Mas há quem discorde. “Talvez a pergunta seja ‘por que não ter um MinC’?”, questiona a escritora Rosa Freire D’Aguiar, que faz paralelos com outros temas que viraram pastas, uma vez que direitos das mulheres, meio envolvente ou paridade racial. “Normalmente, quando um governo cria um ministério, é para indicar que aquele objecto interessa ao país e deve ser tratado uma vez que política de Estado.”
Promanação Silva conta que José Aparecido de Oliveira, o primeiro ministro da Cultura, só esquentou as engrenagens da pasta por alguns meses para logo deixar o incumbência e assumir o governo do Região Federalista.
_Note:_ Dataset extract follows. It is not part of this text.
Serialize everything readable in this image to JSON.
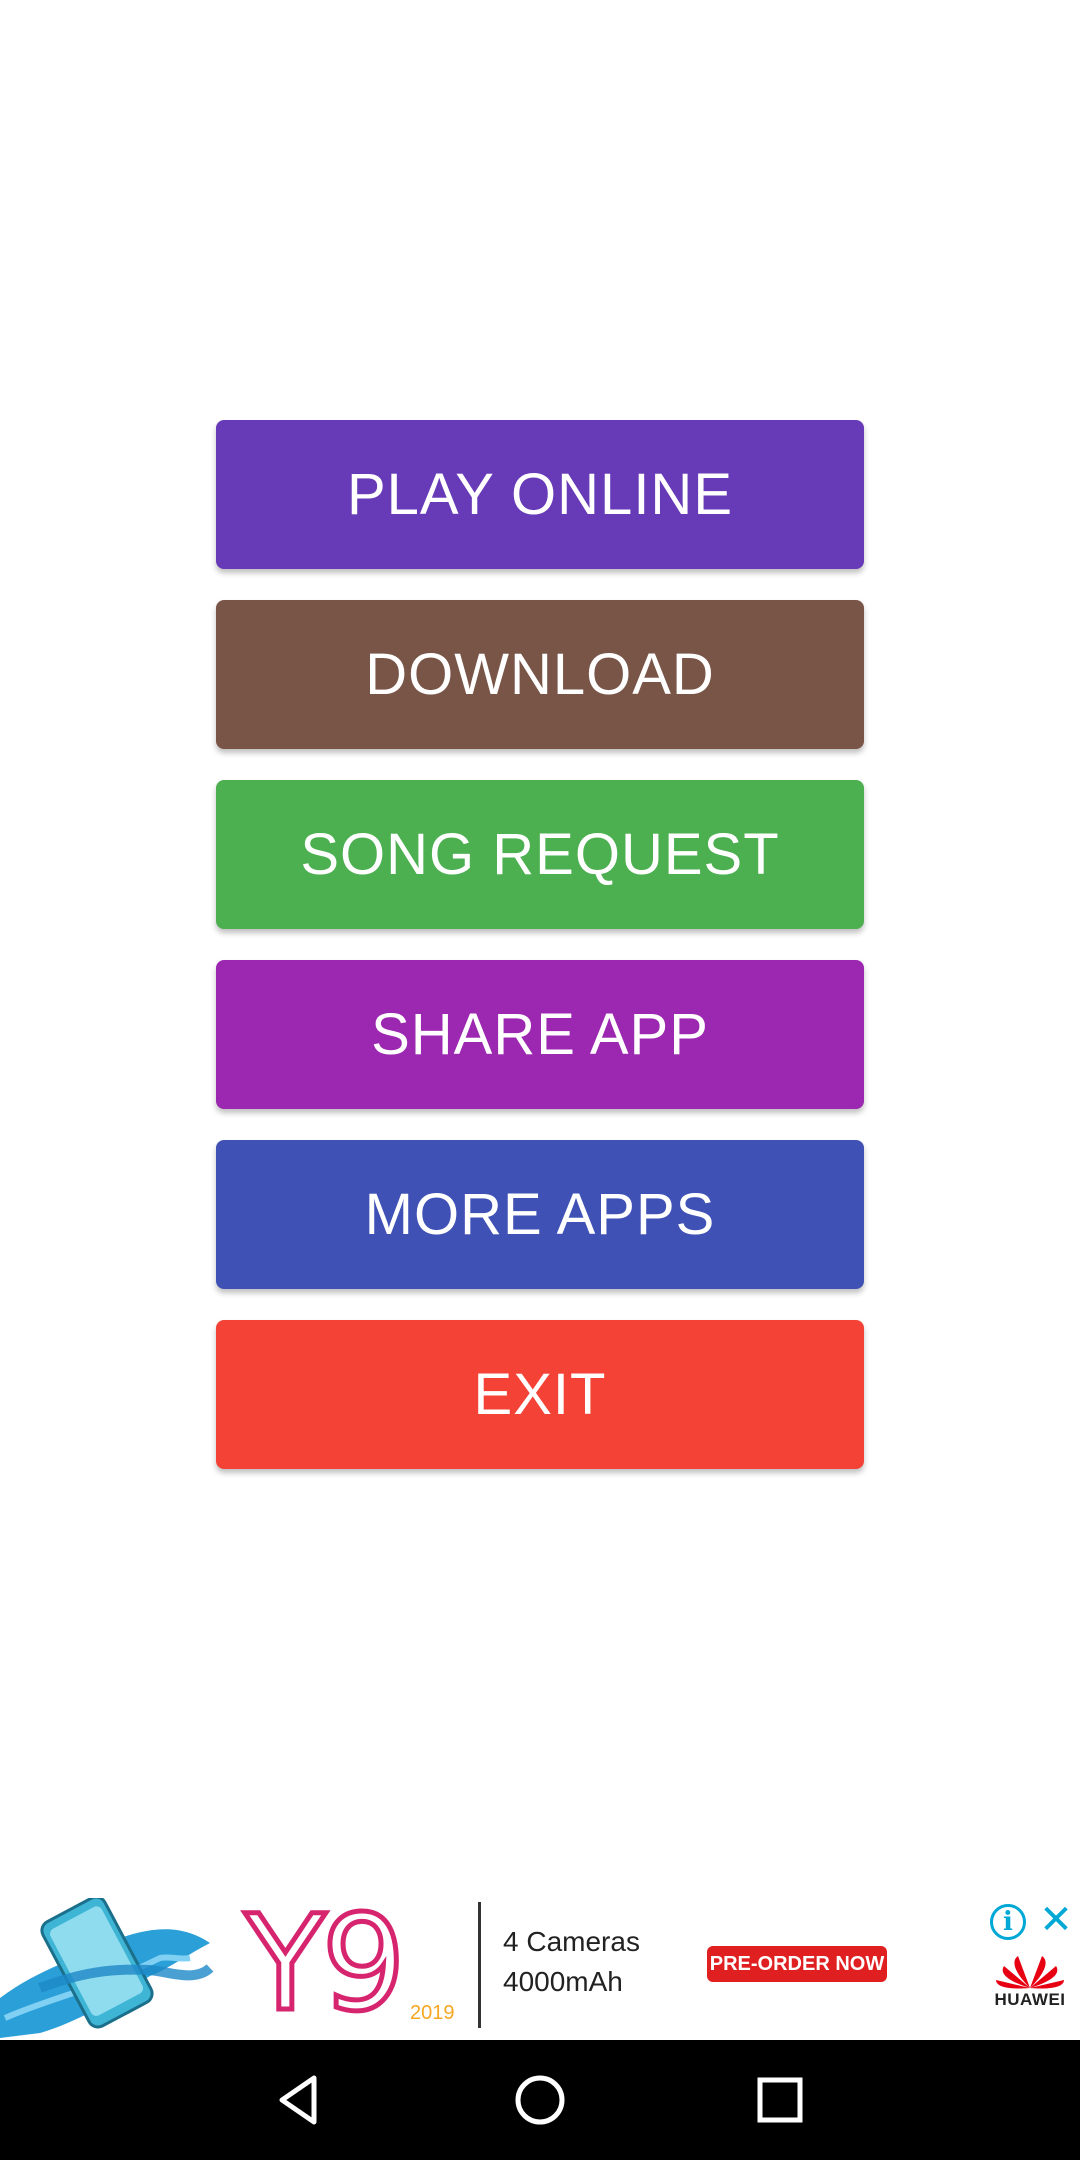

Depois veio Aluísio Pimenta, mas coube a Celso Furtado, um dos economistas mais respeitados do Brasil, lançar a Lei Sarney, semente daquilo que se tornaria a Rouanet.
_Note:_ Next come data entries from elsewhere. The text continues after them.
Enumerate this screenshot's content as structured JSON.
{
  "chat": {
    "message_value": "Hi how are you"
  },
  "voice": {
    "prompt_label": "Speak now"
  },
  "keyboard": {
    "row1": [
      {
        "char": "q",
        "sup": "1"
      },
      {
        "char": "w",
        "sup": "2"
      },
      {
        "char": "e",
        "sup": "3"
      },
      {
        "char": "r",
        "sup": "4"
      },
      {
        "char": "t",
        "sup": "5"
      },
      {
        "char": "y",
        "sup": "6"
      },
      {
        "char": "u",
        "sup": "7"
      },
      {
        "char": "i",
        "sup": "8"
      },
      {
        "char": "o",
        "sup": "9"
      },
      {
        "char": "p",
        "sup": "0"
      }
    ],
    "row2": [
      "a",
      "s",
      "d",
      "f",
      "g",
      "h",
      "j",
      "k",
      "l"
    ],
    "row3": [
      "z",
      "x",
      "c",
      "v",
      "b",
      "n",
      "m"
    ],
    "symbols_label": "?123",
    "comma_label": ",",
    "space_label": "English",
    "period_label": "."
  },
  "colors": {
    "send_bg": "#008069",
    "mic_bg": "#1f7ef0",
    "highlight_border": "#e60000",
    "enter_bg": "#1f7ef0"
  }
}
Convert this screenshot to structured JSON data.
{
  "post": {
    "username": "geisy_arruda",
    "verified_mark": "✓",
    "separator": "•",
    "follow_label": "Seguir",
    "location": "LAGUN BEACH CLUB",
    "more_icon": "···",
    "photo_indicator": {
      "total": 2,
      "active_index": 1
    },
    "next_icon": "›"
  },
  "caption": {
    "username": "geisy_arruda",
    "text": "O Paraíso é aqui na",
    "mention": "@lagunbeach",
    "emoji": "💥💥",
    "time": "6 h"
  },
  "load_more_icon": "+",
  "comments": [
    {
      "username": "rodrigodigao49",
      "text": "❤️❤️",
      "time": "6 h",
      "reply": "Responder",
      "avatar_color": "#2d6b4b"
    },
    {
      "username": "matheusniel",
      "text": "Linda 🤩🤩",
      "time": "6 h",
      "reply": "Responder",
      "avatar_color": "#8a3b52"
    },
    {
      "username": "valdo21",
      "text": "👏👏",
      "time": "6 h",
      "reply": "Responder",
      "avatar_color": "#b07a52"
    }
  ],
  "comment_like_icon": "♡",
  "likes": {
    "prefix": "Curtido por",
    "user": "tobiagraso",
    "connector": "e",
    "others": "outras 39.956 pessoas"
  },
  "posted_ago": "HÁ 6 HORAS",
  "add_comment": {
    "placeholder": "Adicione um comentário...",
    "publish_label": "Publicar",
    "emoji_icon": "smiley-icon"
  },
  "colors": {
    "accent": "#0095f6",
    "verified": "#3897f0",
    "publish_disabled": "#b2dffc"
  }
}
Fernando Collor foi o primeiro a extinguir o MinC. Em geral com Bolsonaro, além do penteado, o alagoano tinha uma certa animosidade com a classe artística. Acabou sobrando para a Cultura, que virou secretaria em 1990, e para a Lei Sarney, que foi revogada.
Sobrou também para a Embrafilme, precursora da Ancine, que foi extinta. A lei de incentivo logo foi substituída na gestão seguinte à de Ipojuca Pontes, de Sérgio Rouanet, que batizou a lei que dura até hoje. Já a Escritório Pátrio do Cinema só seria criada em 2011, com Fernando Henrique Cardoso.
Antes, em meados dos anos 1990, já com Itamar Franco, foi criada a Lei do Audiovisual, mana da Rouanet que entende que o processo de geração no cinema tem suas particularidades de tempo de produção e de custos. Ela é tida uma vez que uma das responsáveis pela chamada retomada do cinema brasílio, passada a ressaca de Collor, que tem uma vez que marco “Carlota Joaquina, Princesa do Brazil”, de Carla Camurati, e uma vez que vértice a chegada de “O Quatrilho”, “Médio do Brasil” e “Cidade de Deus” ao Oscar.
A pasta foi rebaixada a secretaria mais duas vezes —uma sob Michel Temer e outra durante todo o governo Bolsonaro.
“No percurso dos 40 anos, o impacto do MinC para o segmento é indiscutível”, diz a advogada Cris Olivieri, especializada em cultura. “Por conta das regras do uso de incentivos fiscais, o segmento cultural foi obrigado a se formalizar e a se profissionalizar”, ela acrescenta. “A produção cultural brasileira é um ativo interessantíssimo. ‘Ainda Estou Cá’ é prova do nosso soft power.”
Segundo a advogada Aline Akemi Freitas, também especializada no setor, a geração da Lei Rouanet e da Lei do Audiovisual pode ser analisada sob dois olhares —um mais filosófico, teórico, e um mais prático.
“O setor é bastante dependente ainda das leis, e o entrada é relativamente restrito”, diz ela, que no entanto, do ponto de vista prático, considera ambas bem-sucedidas. “Muita coisa boa e importante foi produzida e só foi provável de produzir em razão da existência dessas leis.”
Já para o jurisperito de recta da cultura Nichollas Alem, a Lei Rouanet não é exatamente bem-sucedida do ponto de vista de funcionamento do mecanismo e do cumprimento de objetivos constitucionais. “A justificativa política pela geração da Rouanet é de repartir com a sociedade o ônus de investir em cultura”, diz. “O problema é que a iniciativa privada só investe em projetos que dão 100% de repúdio fiscal. Isso na verdade gera um gasto tributário, ou seja, o gasto de repúdio fiscal. A Rouanet não estimula tanto que o privado coloque quantia do bolso.”